E ancora in questa direzione vanno i percorsi di prevenzione della salute e di lotta contro i tumori rivolto alle persone in grave difficoltà economica, che abbiamo realizzato con la LILT Roma. Giornate gratuite di visite che hanno permesso a famiglie fragili, senza tetto e persone anziane di riprendere o avviare un percorso di prevenzione oncologica e sanitaria al quale stiamo affiancando un percorso di presa in carico completa della persona.

Da poco, invece, abbiamo firmato un protocollo d’intesa con l’Ordine Provinciale di Roma dei Medici Chirurghi e degli Odontoiatri per sviluppare sinergicamente azioni di prevenzione e di tutela della salute e di una corretta alimentazione, indirizzate alle scuole, alle famiglie, ai centri anziani, ai circoli e ai nuclei del Sistema ACLI Roma.

Siamo consapevoli che minori e gli anziani, come dice sempre papa Francesco, sono quelli che rischiano di più di cadere nell’irrilevanza in una “cultura dello scarto” che fa prevalere solo il criterio della produttività. Ugualmente la non-autosufficienza pesa sulle famiglie a fronte di un contesto che non se ne fa carico solidaristicamente e concretamente e di una cultura che esalta l’autosufficienza dell’individuo.

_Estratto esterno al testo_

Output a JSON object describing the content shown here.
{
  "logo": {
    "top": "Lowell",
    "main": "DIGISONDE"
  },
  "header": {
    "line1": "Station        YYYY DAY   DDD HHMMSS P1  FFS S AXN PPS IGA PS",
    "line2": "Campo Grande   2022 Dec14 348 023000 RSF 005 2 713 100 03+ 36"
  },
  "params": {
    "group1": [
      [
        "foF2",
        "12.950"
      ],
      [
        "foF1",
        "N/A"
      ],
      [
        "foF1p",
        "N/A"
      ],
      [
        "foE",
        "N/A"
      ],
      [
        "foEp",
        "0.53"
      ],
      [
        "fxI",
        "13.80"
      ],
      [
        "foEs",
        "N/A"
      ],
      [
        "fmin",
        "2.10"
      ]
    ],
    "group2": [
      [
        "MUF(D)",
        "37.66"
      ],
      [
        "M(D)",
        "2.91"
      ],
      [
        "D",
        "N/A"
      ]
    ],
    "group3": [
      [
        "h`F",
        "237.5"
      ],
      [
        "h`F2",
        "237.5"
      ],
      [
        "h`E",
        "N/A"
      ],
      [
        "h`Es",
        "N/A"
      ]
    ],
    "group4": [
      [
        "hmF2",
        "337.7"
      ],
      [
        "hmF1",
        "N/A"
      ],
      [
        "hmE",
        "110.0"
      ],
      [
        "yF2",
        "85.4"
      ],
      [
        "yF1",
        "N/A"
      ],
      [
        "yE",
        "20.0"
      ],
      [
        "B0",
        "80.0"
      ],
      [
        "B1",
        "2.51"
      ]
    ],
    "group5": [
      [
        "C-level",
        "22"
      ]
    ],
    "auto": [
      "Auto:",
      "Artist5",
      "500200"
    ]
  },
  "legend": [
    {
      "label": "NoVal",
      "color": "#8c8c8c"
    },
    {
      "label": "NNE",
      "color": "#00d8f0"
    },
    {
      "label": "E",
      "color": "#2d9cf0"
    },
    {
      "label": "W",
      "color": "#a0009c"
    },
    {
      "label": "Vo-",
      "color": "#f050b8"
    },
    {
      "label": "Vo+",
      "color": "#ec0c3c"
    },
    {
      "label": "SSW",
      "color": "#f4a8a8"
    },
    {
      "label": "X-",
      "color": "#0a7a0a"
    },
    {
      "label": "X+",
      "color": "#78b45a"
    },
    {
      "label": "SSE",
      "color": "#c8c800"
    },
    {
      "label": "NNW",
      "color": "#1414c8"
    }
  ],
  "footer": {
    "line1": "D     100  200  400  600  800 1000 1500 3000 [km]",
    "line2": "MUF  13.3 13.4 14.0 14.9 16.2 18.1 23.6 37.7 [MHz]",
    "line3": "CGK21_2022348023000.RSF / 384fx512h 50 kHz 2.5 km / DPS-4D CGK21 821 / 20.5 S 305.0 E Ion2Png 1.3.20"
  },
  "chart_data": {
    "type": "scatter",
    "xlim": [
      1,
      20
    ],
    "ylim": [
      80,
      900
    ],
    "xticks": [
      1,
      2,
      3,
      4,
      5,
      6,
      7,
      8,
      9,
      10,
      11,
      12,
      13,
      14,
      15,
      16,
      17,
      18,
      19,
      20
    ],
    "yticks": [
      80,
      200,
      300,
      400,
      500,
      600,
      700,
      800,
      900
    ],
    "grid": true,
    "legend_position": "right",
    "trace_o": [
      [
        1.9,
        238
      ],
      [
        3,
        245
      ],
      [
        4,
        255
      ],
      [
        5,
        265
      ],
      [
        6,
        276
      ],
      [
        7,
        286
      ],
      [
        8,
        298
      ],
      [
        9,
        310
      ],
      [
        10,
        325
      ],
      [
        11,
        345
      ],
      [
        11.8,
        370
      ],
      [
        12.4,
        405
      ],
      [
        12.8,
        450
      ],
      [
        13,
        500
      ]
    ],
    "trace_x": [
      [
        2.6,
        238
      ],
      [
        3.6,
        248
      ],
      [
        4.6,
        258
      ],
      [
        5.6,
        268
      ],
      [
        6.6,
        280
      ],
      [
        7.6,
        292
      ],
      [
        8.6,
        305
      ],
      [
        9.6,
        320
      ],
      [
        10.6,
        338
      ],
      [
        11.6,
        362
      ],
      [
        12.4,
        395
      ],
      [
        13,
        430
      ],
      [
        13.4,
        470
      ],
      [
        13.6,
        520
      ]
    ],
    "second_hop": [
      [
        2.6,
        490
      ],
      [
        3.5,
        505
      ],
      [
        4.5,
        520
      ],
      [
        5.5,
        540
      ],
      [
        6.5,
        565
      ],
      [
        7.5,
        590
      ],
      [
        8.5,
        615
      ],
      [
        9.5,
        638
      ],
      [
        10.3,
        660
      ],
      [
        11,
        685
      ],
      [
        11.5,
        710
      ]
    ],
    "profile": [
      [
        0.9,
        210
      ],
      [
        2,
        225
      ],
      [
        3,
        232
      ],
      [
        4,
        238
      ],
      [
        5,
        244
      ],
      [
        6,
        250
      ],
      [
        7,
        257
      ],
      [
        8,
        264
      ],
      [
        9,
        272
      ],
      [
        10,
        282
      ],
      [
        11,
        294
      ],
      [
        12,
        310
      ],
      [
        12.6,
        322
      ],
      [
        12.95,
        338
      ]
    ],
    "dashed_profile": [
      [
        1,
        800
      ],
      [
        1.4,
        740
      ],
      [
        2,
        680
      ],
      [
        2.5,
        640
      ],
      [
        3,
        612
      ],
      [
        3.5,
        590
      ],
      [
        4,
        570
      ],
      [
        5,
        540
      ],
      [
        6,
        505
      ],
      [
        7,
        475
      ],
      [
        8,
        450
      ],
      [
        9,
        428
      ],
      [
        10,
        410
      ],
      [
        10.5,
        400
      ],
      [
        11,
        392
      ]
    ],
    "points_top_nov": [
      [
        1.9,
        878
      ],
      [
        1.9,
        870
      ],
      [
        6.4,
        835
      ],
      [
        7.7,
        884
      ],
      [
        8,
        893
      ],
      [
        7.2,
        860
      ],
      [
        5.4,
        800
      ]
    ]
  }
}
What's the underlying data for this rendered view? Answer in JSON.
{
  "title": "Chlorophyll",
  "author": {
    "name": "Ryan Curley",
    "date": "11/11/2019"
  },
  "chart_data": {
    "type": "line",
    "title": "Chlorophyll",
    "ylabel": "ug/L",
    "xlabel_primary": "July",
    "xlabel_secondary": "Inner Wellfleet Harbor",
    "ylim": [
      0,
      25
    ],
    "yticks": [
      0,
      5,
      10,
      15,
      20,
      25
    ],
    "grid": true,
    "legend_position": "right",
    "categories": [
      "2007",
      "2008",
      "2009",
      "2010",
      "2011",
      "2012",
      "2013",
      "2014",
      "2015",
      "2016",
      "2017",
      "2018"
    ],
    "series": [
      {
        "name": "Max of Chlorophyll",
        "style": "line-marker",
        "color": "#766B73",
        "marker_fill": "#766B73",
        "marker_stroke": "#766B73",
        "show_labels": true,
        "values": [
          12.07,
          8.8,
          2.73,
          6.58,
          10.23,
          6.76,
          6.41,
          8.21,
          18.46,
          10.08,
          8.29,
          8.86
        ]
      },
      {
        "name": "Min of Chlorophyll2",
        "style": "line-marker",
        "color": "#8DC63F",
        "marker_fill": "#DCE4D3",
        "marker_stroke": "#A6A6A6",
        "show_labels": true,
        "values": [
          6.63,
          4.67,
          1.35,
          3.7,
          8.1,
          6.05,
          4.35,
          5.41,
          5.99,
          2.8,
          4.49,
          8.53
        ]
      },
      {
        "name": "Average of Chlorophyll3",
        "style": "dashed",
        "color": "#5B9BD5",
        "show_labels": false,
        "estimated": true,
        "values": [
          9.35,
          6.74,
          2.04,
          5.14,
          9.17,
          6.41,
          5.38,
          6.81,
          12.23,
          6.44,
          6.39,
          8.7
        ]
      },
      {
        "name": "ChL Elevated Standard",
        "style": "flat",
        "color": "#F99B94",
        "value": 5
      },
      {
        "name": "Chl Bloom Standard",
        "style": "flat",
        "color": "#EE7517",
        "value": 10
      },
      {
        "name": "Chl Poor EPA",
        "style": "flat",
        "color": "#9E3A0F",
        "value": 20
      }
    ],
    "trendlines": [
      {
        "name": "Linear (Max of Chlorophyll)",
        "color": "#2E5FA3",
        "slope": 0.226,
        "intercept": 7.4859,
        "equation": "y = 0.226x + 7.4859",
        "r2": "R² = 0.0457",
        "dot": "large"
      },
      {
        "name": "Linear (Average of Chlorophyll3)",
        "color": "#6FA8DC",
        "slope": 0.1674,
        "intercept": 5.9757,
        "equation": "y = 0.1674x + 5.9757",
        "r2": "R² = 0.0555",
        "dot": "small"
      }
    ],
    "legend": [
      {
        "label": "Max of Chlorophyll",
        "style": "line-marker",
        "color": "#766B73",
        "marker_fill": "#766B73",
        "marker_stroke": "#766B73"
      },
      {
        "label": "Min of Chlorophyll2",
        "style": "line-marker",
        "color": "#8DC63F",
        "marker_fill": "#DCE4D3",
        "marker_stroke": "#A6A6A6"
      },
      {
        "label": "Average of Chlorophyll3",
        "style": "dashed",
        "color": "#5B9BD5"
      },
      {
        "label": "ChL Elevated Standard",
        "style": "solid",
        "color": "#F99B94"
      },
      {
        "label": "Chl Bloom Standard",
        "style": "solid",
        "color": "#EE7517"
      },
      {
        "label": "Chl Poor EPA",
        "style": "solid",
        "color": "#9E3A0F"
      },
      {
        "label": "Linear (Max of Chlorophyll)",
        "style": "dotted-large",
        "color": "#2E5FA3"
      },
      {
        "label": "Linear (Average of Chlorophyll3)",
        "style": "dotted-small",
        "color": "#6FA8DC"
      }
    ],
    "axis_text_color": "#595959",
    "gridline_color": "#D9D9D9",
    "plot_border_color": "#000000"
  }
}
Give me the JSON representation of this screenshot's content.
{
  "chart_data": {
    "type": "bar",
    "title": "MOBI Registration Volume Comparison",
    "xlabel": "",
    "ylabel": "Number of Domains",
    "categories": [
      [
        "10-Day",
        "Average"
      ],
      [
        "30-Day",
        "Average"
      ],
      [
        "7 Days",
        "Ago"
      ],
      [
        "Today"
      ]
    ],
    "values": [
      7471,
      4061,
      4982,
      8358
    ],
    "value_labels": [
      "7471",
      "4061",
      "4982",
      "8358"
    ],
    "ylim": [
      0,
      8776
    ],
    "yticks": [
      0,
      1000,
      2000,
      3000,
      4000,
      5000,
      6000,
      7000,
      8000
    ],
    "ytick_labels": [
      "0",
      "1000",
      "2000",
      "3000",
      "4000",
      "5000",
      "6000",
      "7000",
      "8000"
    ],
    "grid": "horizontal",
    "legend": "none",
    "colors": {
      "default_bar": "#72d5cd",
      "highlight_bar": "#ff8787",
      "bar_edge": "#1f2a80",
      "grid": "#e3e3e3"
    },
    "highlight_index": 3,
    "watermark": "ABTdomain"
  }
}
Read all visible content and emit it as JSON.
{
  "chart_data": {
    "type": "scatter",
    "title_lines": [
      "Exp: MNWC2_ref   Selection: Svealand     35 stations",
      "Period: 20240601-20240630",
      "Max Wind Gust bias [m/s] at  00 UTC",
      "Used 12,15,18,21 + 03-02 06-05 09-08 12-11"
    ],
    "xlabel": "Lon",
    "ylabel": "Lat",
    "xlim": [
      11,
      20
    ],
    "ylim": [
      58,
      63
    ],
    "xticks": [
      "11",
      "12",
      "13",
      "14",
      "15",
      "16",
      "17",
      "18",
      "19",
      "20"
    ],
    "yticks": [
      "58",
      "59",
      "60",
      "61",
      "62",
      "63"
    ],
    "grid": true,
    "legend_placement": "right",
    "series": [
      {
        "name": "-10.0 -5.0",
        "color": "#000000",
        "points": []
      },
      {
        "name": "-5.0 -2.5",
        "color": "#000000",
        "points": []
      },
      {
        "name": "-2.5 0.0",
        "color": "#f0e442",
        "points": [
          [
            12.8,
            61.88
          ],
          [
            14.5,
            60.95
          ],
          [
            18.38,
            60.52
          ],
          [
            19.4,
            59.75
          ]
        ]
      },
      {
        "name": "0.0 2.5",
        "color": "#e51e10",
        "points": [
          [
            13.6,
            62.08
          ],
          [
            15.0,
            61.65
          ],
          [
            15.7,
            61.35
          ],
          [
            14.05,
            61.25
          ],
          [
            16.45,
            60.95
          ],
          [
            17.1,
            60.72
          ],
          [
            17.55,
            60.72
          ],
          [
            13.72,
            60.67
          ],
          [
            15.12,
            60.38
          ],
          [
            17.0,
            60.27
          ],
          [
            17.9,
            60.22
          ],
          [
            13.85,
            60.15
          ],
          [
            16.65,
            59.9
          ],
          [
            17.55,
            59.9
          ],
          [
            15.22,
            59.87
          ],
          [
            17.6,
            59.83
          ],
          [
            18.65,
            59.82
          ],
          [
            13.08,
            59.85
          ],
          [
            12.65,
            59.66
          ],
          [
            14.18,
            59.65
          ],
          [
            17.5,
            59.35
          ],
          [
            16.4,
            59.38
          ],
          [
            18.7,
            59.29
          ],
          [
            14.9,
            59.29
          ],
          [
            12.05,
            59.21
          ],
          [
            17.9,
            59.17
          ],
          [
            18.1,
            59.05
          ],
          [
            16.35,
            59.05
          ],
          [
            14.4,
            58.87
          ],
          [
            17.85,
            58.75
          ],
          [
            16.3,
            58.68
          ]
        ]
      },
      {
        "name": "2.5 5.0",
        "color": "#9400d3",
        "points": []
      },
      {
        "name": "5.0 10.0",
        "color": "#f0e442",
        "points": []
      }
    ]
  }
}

Il bene della salute è il più importante dei beni comuni. Coincide con il bene e il riconoscimento della preziosità della vita. Di ciascuno e di tutti. È necessario tutelarlo in un’ottica relazionale che colloca la persona nella trama dei suoi legami vitali, a partire dal contesto familiare.

Universalismo dei diritti e prossimità degli strumenti di assistenza, tutela e accompagnamento, sono il binomio vincente per affrontare la sfida di una salute EQUA, che tenga conto di tutti e di ciascuno, in misura eguale e lungo l’intero arco della vita. Così che l’invecchiare sia un segno di benedizione e di compimento, e non un sinonimo di declino e di abbandono. E che il crescere sia un’avventura di senso e di condivisione.

Salute, servizi e solidarietà, questi termini sono uniti da una parola CURA, che li contiene tutti.

Cura delle fragilità che compromettono il benessere delle persone e delle famiglie.

Cura delle asimmetrie per contrastare le crescenti diseguaglianze tra persone e anche tra territori.

Cura del Bene Comune da mettere al centro della Buona Politica.

Cura dei legami per ricucire il tessuto sociale sfilacciato e contrastare il dilagante virus dell’indifferenza.

Forse questo è l’unico caso in cui non c’è bisogno di un periodo di sperimentazione. Questa può essere davvero la ricetta per costruire un mondo più sano e giusto, affinché ciascuna persona possa avere pari dignità.